The combination of radiological modalities was useful in the differential diagnosis of basilar artery occlusion. Because CTA is affected by blood flow and the contrast agent is visualized in the vascular inner luminal regions, it is difficult to visualize the vessels themselves. Evaluating the outer contour of the basilar artery by BPAS-MRI enables us to distinguish whether pathology is due to arterial dissection.[22)] Traumatic basilar artery occlusion due to entrapment is often diagnosed based on radiological findings showing a longitudinal clivus fracture and obvious invagination of the basilar artery. In our case, although CTA and MRA revealed the occlusion of the basilar artery, bone scan imaging of the cranial base did not show the clivus fracture. There were no findings suggesting the dissection of vertebrobasilar arteries such as intimal flaps, double lumen, or the pearl and string sign. BPAS-MRI images of this case revealed that the basilar artery was tethered into the clivus in the absence of any vascular wall injury or narrowing. These findings supported our speculation of basilar artery entrapment in an originally existing bone defect. In similar cases in the future, further evaluation for the pathology of basilar artery occlusion may be important to determine whether reperfusion therapy is warranted during the acute phase. A previous case report suggested that endovascular treatment might be effective for distal embolization of the basilar artery due to traumatic vertebral artery dissection.[12)]

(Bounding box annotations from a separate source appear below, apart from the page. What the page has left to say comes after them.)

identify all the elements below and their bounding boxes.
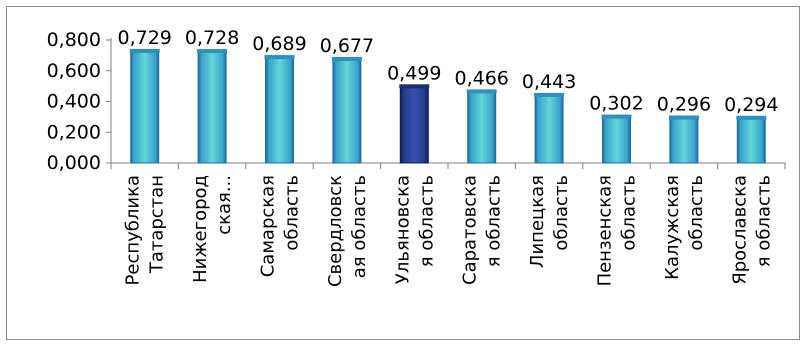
x-category-label-line: область — [282, 175, 303, 251]
x-category-label-line: Пензенская — [595, 175, 616, 286]
x-category-label-line: Ярославска — [729, 175, 750, 285]
bar — [265, 56, 294, 164]
x-category-label: Самарская область — [258, 175, 303, 277]
x-category-label-line: ая область — [349, 175, 370, 278]
data-label: 0,499 — [387, 62, 441, 84]
bar-cap — [736, 115, 767, 120]
x-category-label-line: Калужская — [662, 175, 683, 280]
x-category-label-line: Республика — [123, 175, 144, 285]
bar — [197, 50, 227, 164]
x-category-label-line: я область — [484, 175, 505, 267]
y-tick-label: 0,600 — [47, 60, 101, 82]
bar — [130, 50, 160, 164]
bar-cap — [534, 92, 565, 97]
bar — [736, 117, 766, 164]
bar — [467, 90, 497, 164]
data-label: 0,677 — [320, 35, 374, 57]
data-label: 0,302 — [589, 93, 643, 115]
x-category-label: Ульяновска я область — [392, 175, 437, 284]
x-category-label-line: Ульяновска — [392, 175, 413, 284]
x-category-label: Республика Татарстан — [123, 175, 168, 285]
y-tick-label: 0,400 — [47, 91, 101, 113]
x-category-label-line: Липецкая — [527, 175, 548, 268]
bar — [669, 116, 699, 164]
bar-cap — [668, 115, 699, 120]
x-category-label: Свердловск ая область — [325, 175, 370, 287]
x-category-label-line: Татарстан — [147, 175, 168, 274]
x-category-label: Нижегород ская... — [190, 175, 235, 283]
bar-cap — [466, 89, 497, 94]
data-label: 0,443 — [522, 71, 576, 93]
x-category-label: Пензенская область — [595, 175, 640, 286]
y-tick-label: 0,200 — [47, 121, 101, 143]
data-label: 0,729 — [117, 27, 171, 49]
x-category-label-line: ская... — [214, 175, 235, 235]
x-category-label-line: область — [686, 175, 707, 251]
data-label: 0,728 — [185, 27, 239, 49]
bar — [332, 58, 362, 164]
data-label: 0,689 — [252, 33, 306, 55]
bar-cap — [264, 55, 295, 60]
x-category-label-line: я область — [753, 175, 774, 267]
data-label: 0,294 — [724, 94, 778, 116]
bar — [534, 94, 564, 164]
bar-cap — [129, 48, 160, 53]
bar — [399, 85, 429, 164]
chart-frame: 0,000 0,200 0,400 0,600 0,800 0,729 Республика… — [6, 6, 800, 340]
bar-cap — [399, 84, 430, 89]
x-category-label: Калужская область — [662, 175, 707, 280]
x-category-label-line: Нижегород — [190, 175, 211, 283]
x-category-label-line: Саратовска — [460, 175, 481, 285]
x-category-label-line: Свердловск — [325, 175, 346, 287]
x-category-label-line: я область — [416, 175, 437, 267]
x-category-label-line: область — [619, 175, 640, 251]
bar-cap — [331, 56, 362, 61]
bar-cap — [601, 114, 632, 119]
bar-chart: 0,000 0,200 0,400 0,600 0,800 0,729 Республика… — [47, 27, 786, 287]
x-category-label-line: Самарская — [258, 175, 279, 277]
x-category-label: Саратовска я область — [460, 175, 505, 285]
x-category-label: Ярославска я область — [729, 175, 774, 285]
bar — [602, 116, 631, 164]
y-tick-label: 0,000 — [47, 152, 101, 174]
y-tick-label: 0,800 — [47, 29, 101, 51]
data-label: 0,296 — [657, 93, 711, 115]
data-label: 0,466 — [454, 67, 508, 89]
bar-cap — [197, 49, 228, 54]
x-category-label-line: область — [551, 175, 572, 251]
x-category-label: Липецкая область — [527, 175, 572, 268]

For early diagnosis and treatment of BCVI, appropriate evaluation of the head and neck vessels based on signs or symptoms and risk factors must be performed as soon as possible.[23,24)] Antithrombotic therapy has been reported as the standard treatment for traumatic basilar artery entrapment.[15)] In our review, treatment has been described in nine cases and five cases including our case received antithrombotic therapy. Three cases with good neurological outcome (completely recovered or mild left hemiparesis) were diagnosed as basilar artery entrapment on the first day and started treatment.[3,5,16)] In previous case reports, bifrontal decompressive craniectomy[13)] or external ventricular drainage[17)] has been performed to control elevated intracranial pressure caused by the infarction. There are no reports, however, of direct surgical or endovascular treatment for basilar artery entrapment. In our case, we were able to detect traumatic basilar artery occlusion on cranial CTA at admission. Antithrombotic therapy was not started; however, we did not observe apparent clinical signs of basilar artery occlusion and peri-operative management. Also, we did not perform an assessment of cerebral blood flow besides CTA at admission. It was reported that most patients with BCVIs exhibit “a latent period (10–72 h)” between their injury and the onset of stroke.[25)] In our review, four cases including our case were alert at admission (GCS 14 or 15).[1,3,16)] Two cases, however, developed consciousness disturbance and proceeded to a locked-in state.[1)] Even in the absence of clinical signs, if there are equivocal findings, early evaluation of cerebral blood flow such as DSA is needed.[23)] Furthermore, immediate antithrombotic therapy for basilar artery occlusion is crucial and should be stopped only during the peri-operative period. We also speculated that the patient’s hypovolemic shock during surgery might have caused delayed cerebral infarction.In the case of multiple traumas, it is often difficult to introduce antithrombotic therapy in the acute phase. Strict blood pressure management should be considered to prevent hypovolemic, obstructive, or neurogenic shock.

Conclusions

We experienced a rare case of traumatic basilar artery entrapment that caused severe disability due to basilar artery occlusion in the absence of a clivus longitudinal fracture. The combination of radiological modalities was useful to detect the cause of traumatic basilar artery occlusion. Early indication of antithrombotic therapy and systemic management are essential for preventing severe cerebral infarction.